Juan de Salinas y Loyola (1492–19 January 1582) was a Spanish discoverer, conqueror and hidalgo belonging to the Alava branch of the House of Hoñaz y Loyola of Azpeitia. He was the governor of Yaguarzongo and Bracamoros and the adelantado of these provinces between 1571 and 1578.

==Biography==
He was the legitimate son of Bernardo Vélez de Loyola and Guiomar Fernández de Salinas, neighbors in the town of Salinas de Añana. He travelled to the Americas and participated with Hernán Cortés in the conquest of Mexico.

In 1531 he joined the company of Francisco Pizarro in the Spanish conquest of the Inca Empire, accompanying him to the Santa Elena Peninsula and Puná Island. He was present at the march to Cajamarca and during the capture and death of Atahualpa; once the ransom was paid, de Salinas set out with Hernando Pizarro, taking to king the " king's fifth" of that treasure, which belonged to King Charles I of Spain.

He participated in the conquest of the Ecuadorian east and Peruvian Northeast.

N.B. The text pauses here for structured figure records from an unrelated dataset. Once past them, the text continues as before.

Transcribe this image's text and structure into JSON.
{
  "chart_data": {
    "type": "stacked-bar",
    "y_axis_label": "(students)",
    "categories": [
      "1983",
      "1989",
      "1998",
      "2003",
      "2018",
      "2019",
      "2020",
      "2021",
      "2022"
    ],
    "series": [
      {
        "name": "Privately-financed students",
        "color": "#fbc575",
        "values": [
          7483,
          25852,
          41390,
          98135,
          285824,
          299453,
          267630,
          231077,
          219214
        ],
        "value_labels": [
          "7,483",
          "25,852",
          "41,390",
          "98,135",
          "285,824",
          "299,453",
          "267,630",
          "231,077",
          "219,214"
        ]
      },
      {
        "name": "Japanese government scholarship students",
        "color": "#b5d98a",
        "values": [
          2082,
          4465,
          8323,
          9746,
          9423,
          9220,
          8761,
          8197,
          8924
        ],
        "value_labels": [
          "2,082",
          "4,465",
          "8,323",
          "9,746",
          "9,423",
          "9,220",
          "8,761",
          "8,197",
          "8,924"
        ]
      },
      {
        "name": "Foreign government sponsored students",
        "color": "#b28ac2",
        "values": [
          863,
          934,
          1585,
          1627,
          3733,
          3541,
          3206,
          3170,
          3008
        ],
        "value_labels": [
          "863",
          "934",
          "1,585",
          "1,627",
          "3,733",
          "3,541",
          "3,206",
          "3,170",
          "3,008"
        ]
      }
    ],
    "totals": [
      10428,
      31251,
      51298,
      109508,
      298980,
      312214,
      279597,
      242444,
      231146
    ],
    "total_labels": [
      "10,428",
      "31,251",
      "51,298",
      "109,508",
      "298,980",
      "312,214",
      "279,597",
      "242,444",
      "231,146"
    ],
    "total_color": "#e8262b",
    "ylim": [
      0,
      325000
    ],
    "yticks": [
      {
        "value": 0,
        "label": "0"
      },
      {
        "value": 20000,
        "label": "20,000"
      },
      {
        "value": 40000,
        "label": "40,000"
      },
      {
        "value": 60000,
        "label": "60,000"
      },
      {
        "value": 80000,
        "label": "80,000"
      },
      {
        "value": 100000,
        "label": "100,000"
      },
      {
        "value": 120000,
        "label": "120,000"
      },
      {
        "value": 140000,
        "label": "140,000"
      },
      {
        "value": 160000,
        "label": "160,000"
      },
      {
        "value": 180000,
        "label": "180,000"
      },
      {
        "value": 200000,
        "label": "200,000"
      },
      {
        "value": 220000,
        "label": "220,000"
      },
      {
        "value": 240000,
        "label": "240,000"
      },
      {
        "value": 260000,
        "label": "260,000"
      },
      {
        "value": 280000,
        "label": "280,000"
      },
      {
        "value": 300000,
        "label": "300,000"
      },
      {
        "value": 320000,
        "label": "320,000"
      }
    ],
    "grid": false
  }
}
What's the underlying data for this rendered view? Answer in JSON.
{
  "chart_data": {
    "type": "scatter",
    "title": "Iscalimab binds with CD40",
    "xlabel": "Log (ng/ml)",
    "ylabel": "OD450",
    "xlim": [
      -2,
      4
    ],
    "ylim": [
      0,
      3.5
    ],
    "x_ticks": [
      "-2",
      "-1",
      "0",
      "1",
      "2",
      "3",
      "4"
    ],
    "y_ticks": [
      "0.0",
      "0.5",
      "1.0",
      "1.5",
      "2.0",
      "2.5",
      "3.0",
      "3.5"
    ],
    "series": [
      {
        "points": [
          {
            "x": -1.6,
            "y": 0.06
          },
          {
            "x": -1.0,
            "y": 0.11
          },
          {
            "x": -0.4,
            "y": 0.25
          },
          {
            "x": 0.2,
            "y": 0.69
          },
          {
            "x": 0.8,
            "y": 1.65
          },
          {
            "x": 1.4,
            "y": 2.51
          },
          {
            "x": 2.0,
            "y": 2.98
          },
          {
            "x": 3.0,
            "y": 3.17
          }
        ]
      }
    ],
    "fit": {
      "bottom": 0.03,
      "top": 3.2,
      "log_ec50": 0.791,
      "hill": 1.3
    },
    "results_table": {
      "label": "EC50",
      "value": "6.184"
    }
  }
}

He founded many cities in the Amazon basin, including Valladolid (Ecuador), Loyola, Santiago de las Montañas, Logroño de los Caballeros, Santa María de Leiva, San Francisco de Borja (Ecuador), Jaén de Bracamoros, Sevilla de Oro and Santa María de Nieva.

On 8 December 1548, de Salinas participated in the final foundation of Loja, together with Alonso de Mercadillo. Then on October 6, 1549, he attended the foundation of Zamora. He colonized the areas that would be the Yaguarzongo and Maynas governorates, he was also the first governor of Yaguarzongo and Bracamoros by 1556. He was later named "adelantado" of these areas in order to advance the area's colonization and exploration.

On 12 April 1557, he was present together with Gil Ramírez Dávalos at the foundation of Cuenca, on the ruins of the Inca city of Tomebamba, in honor of the Spanish city of the same name. Later he toured the Western Amazon regions where he made important discoveries, including the Morona and Pastaza rivers. On 1558, in search of "El Dorado", discovered the Pongo de Manseriche in the Marañón(Peru) river basin. He passed to Maynas, to the Ucayali River, was first to arrive east of Cuzco, and finally returned to Loja in 1559.

In 1557, he married Bernardina de Alderete Mercado in Lima; they had Gaspar de Salinas y Loyola as their only child, named in honor of his comrade in arms, Gaspar de Valladolid y Angulo.

At the end of 1581, he made his will where he donated all his livestock to build a hospital in the town of Cañaribamba, currently Girón.